At the age of 15, de Norville saw the movie Cry Freedom about the murder of Steve Biko in a South African prison cell, which further opened his eyes to prejudice. He followed his parents into the army but chose bomb disposal over infantry through a desire to “help, not hurt”.
He adds: “I was in Bosnia, Rwanda, Northern Ireland and northern Iraq; I saw humanity at its worst. It was a heart-breaking experience, and I thought we could be better than this as a human race.”
After putting his army training to good use by working on a game reserve in Malawi, hunting ivory poachers, he went into strategic workforce planning. He has since worked in DEI for several corporates, the legal sector and the Royal Mail before taking on his current role.
The lightbulb moment – that his life experiences had led him up the DEI path – came when Sage CEO Steve Hare asked him: “Wasn’t it obvious that you’ve always wanted to do this, bearing in mind who you are?”
Says de Norville: “What he meant was that I’m autistic, I identify as pan-sexual, my son’s autistic, and I’m the father of mixed-race children. I really didn’t see it coming, but I was led to this point.”
Foundation for change
He is justifiably proud of the impact he’s been able to make at Sage, especially with All About Us, which is providing the foundation for long-term sustainable change. The plan is to use the data to set tailored targets for each country and integrate data into all People reporting processes to enable better bias detection.
In addition, the All About Us data has been linked to the employee engagement survey to identify and tackle specific challenges. Measuring success will be key to DEI efforts. For example, a report from the board down to the executive team on how many leadership teams are meeting their gender diversity targets.
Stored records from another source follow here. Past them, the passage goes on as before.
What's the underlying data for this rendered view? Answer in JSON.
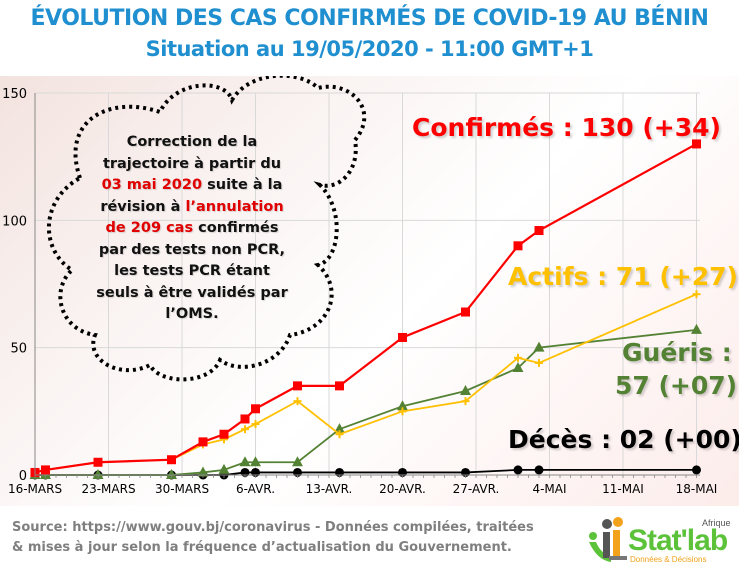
{
  "header": {
    "title": "ÉVOLUTION DES CAS CONFIRMÉS DE COVID-19 AU BÉNIN",
    "subtitle": "Situation au 19/05/2020 - 11:00 GMT+1"
  },
  "annotation": {
    "part1": "Correction de la trajectoire à partir du ",
    "highlight1": "03 mai 2020",
    "part2": " suite à la révision à ",
    "highlight2": "l’annulation de 209 cas",
    "part3": " confirmés par des tests non PCR, les tests PCR étant seuls à être validés par l’OMS."
  },
  "labels": {
    "confirmes": "Confirmés :  130 (+34)",
    "actifs": "Actifs : 71 (+27)",
    "gueris_line1": "Guéris :",
    "gueris_line2": "57 (+07)",
    "deces": "Décès : 02 (+00)"
  },
  "footer": {
    "source_line1": "Source: https://www.gouv.bj/coronavirus - Données compilées, traitées",
    "source_line2": "& mises à jour selon la fréquence d’actualisation du Gouvernement.",
    "logo_word": "Stat'lab",
    "logo_sup": "Afrique",
    "logo_sub": "Données & Décisions"
  },
  "colors": {
    "title": "#1f8fd0",
    "confirmes": "#ff0000",
    "actifs": "#ffc000",
    "gueris": "#548235",
    "deces": "#000000"
  },
  "chart_data": {
    "type": "line",
    "title": "ÉVOLUTION DES CAS CONFIRMÉS DE COVID-19 AU BÉNIN",
    "subtitle": "Situation au 19/05/2020 - 11:00 GMT+1",
    "xlabel": "",
    "ylabel": "",
    "ylim": [
      0,
      150
    ],
    "yticks": [
      0,
      50,
      100,
      150
    ],
    "xticks": [
      "16-MARS",
      "23-MARS",
      "30-MARS",
      "6-AVR.",
      "13-AVR.",
      "20-AVR.",
      "27-AVR.",
      "4-MAI",
      "11-MAI",
      "18-MAI"
    ],
    "grid": true,
    "legend": "inline text labels on right",
    "x_day_offsets_from_16_mars": [
      0,
      1,
      6,
      13,
      16,
      18,
      20,
      21,
      25,
      29,
      35,
      41,
      46,
      48,
      63
    ],
    "x": [
      "16-MARS",
      "17-MARS",
      "22-MARS",
      "29-MARS",
      "1-AVR.",
      "3-AVR.",
      "5-AVR.",
      "6-AVR.",
      "10-AVR.",
      "14-AVR.",
      "20-AVR.",
      "26-AVR.",
      "1-MAI",
      "3-MAI",
      "18-MAI"
    ],
    "series": [
      {
        "name": "Confirmés",
        "color": "#ff0000",
        "marker": "square",
        "values": [
          1,
          2,
          5,
          6,
          13,
          16,
          22,
          26,
          35,
          35,
          54,
          64,
          90,
          96,
          130
        ]
      },
      {
        "name": "Actifs",
        "color": "#ffc000",
        "marker": "plus",
        "values": [
          1,
          2,
          5,
          6,
          12,
          14,
          18,
          20,
          29,
          16,
          25,
          29,
          46,
          44,
          71
        ]
      },
      {
        "name": "Guéris",
        "color": "#548235",
        "marker": "triangle",
        "values": [
          0,
          0,
          0,
          0,
          1,
          2,
          5,
          5,
          5,
          18,
          27,
          33,
          42,
          50,
          57
        ]
      },
      {
        "name": "Décès",
        "color": "#000000",
        "marker": "circle",
        "values": [
          0,
          0,
          0,
          0,
          0,
          0,
          1,
          1,
          1,
          1,
          1,
          1,
          2,
          2,
          2
        ]
      }
    ]
  }
}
“We started last year with only 19% of our teams meeting gender diversity targets, and 40% had no diversity at all,” says de Norville. “At the end of the year, 33% were meeting the gender diversity target, and only 16% had no diversity at all. But we can track, measure and drive it if it’s not working. We’re going to do that with other dimensions of diversity as soon as we have the data.
“It’s not just about diversity – the data itself is a measure of progress. Then we have more inclusion-based targets. Our annual employee engagement survey is a DEI index. There are three questions: one about diversity, one about belonging and one about inclusion, and they make an aggregate score. I didn’t want it to be just a diversity score because if people don’t feel a sense of belonging, they don’t stay. So there needs to be a balance of both.”
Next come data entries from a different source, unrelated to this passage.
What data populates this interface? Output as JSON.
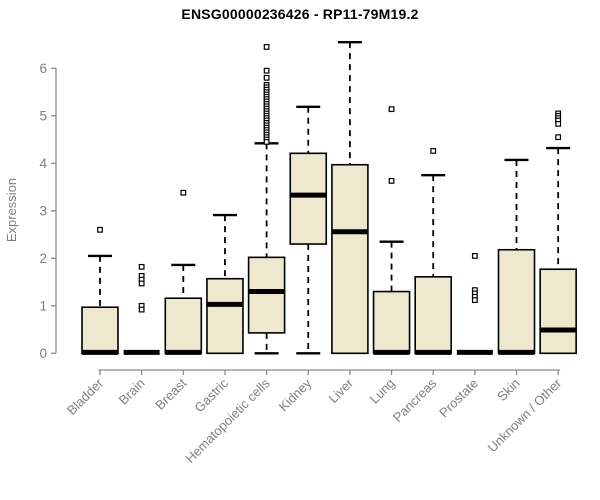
{
  "header": {
    "title": "ENSG00000236426 - RP11-79M19.2"
  },
  "chart_data": {
    "type": "boxplot",
    "title": "ENSG00000236426 - RP11-79M19.2",
    "xlabel": "",
    "ylabel": "Expression",
    "ylim": [
      0,
      6.6
    ],
    "yticks": [
      0,
      1,
      2,
      3,
      4,
      5,
      6
    ],
    "grid": false,
    "legend": "none",
    "box_fill": "#ede8ce",
    "box_stroke": "#000000",
    "axis_color": "#8a8a8a",
    "label_color": "#808080",
    "title_color": "#000000",
    "categories": [
      "Bladder",
      "Brain",
      "Breast",
      "Gastric",
      "Hematopoietic cells",
      "Kidney",
      "Liver",
      "Lung",
      "Pancreas",
      "Prostate",
      "Skin",
      "Unknown / Other"
    ],
    "series": [
      {
        "category": "Bladder",
        "q1": 0,
        "median": 0.02,
        "q3": 0.97,
        "whisker_low": 0,
        "whisker_high": 2.05,
        "outliers": [
          2.6
        ]
      },
      {
        "category": "Brain",
        "q1": 0,
        "median": 0.02,
        "q3": 0,
        "whisker_low": 0,
        "whisker_high": 0,
        "outliers": [
          1.82,
          1.63,
          1.55,
          1.47,
          1.0,
          0.92
        ]
      },
      {
        "category": "Breast",
        "q1": 0,
        "median": 0.02,
        "q3": 1.16,
        "whisker_low": 0,
        "whisker_high": 1.86,
        "outliers": [
          3.38
        ]
      },
      {
        "category": "Gastric",
        "q1": 0,
        "median": 1.03,
        "q3": 1.57,
        "whisker_low": 0,
        "whisker_high": 2.91,
        "outliers": []
      },
      {
        "category": "Hematopoietic cells",
        "q1": 0.43,
        "median": 1.3,
        "q3": 2.02,
        "whisker_low": 0,
        "whisker_high": 4.42,
        "outliers": [
          6.45,
          5.95,
          5.8,
          5.65,
          5.6,
          5.55,
          5.5,
          5.45,
          5.4,
          5.35,
          5.3,
          5.25,
          5.2,
          5.15,
          5.1,
          5.05,
          5.0,
          4.95,
          4.9,
          4.85,
          4.8,
          4.75,
          4.7,
          4.65,
          4.6,
          4.55,
          4.5,
          4.45
        ]
      },
      {
        "category": "Kidney",
        "q1": 2.3,
        "median": 3.33,
        "q3": 4.21,
        "whisker_low": 0,
        "whisker_high": 5.19,
        "outliers": []
      },
      {
        "category": "Liver",
        "q1": 0,
        "median": 2.56,
        "q3": 3.97,
        "whisker_low": 0,
        "whisker_high": 6.55,
        "outliers": []
      },
      {
        "category": "Lung",
        "q1": 0,
        "median": 0.02,
        "q3": 1.3,
        "whisker_low": 0,
        "whisker_high": 2.35,
        "outliers": [
          5.14,
          3.63
        ]
      },
      {
        "category": "Pancreas",
        "q1": 0,
        "median": 0.02,
        "q3": 1.61,
        "whisker_low": 0,
        "whisker_high": 3.75,
        "outliers": [
          4.26
        ]
      },
      {
        "category": "Prostate",
        "q1": 0,
        "median": 0.02,
        "q3": 0,
        "whisker_low": 0,
        "whisker_high": 0,
        "outliers": [
          2.05,
          1.33,
          1.26,
          1.19,
          1.12
        ]
      },
      {
        "category": "Skin",
        "q1": 0,
        "median": 0.02,
        "q3": 2.18,
        "whisker_low": 0,
        "whisker_high": 4.07,
        "outliers": []
      },
      {
        "category": "Unknown / Other",
        "q1": 0,
        "median": 0.49,
        "q3": 1.77,
        "whisker_low": 0,
        "whisker_high": 4.32,
        "outliers": [
          5.05,
          5.0,
          4.95,
          4.9,
          4.83,
          4.55
        ]
      }
    ]
  }
}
Sage has an external Glassdoor score, published alongside internal scores and employee resource groups, which have increased in number in the last year, and are seen as important to engage the workforce around the world.
Make DEI relevant to all
The recipe for building an inclusive culture was creating an environment where people could showcase their skills, with the company working with their needs, instead of funnelling them into a system that suits the company.
De Norville believes it’s important to make the DEI strategy relevant to every individual, particularly those in middle management, who are traditionally the hardest group to convince. The answer was to link it to the business strategy and to raise the volume of diverse voices through mentoring and sponsorship. That leads to more innovation, better performance, identifying challenges earlier and, ultimately, more financial success.
Finally, what advice would he give to other DEI professionals who may be struggling to make an impact? “Don’t be disheartened,” he offers.
“We are all on a journey to be much better than we are now, and we are all learning. Also, don’t assume that Sage is doing this particularly well and that it will work in your own organisation. You have your unique challenges and culture. Tailor everything to your own business if you really want to be successful.”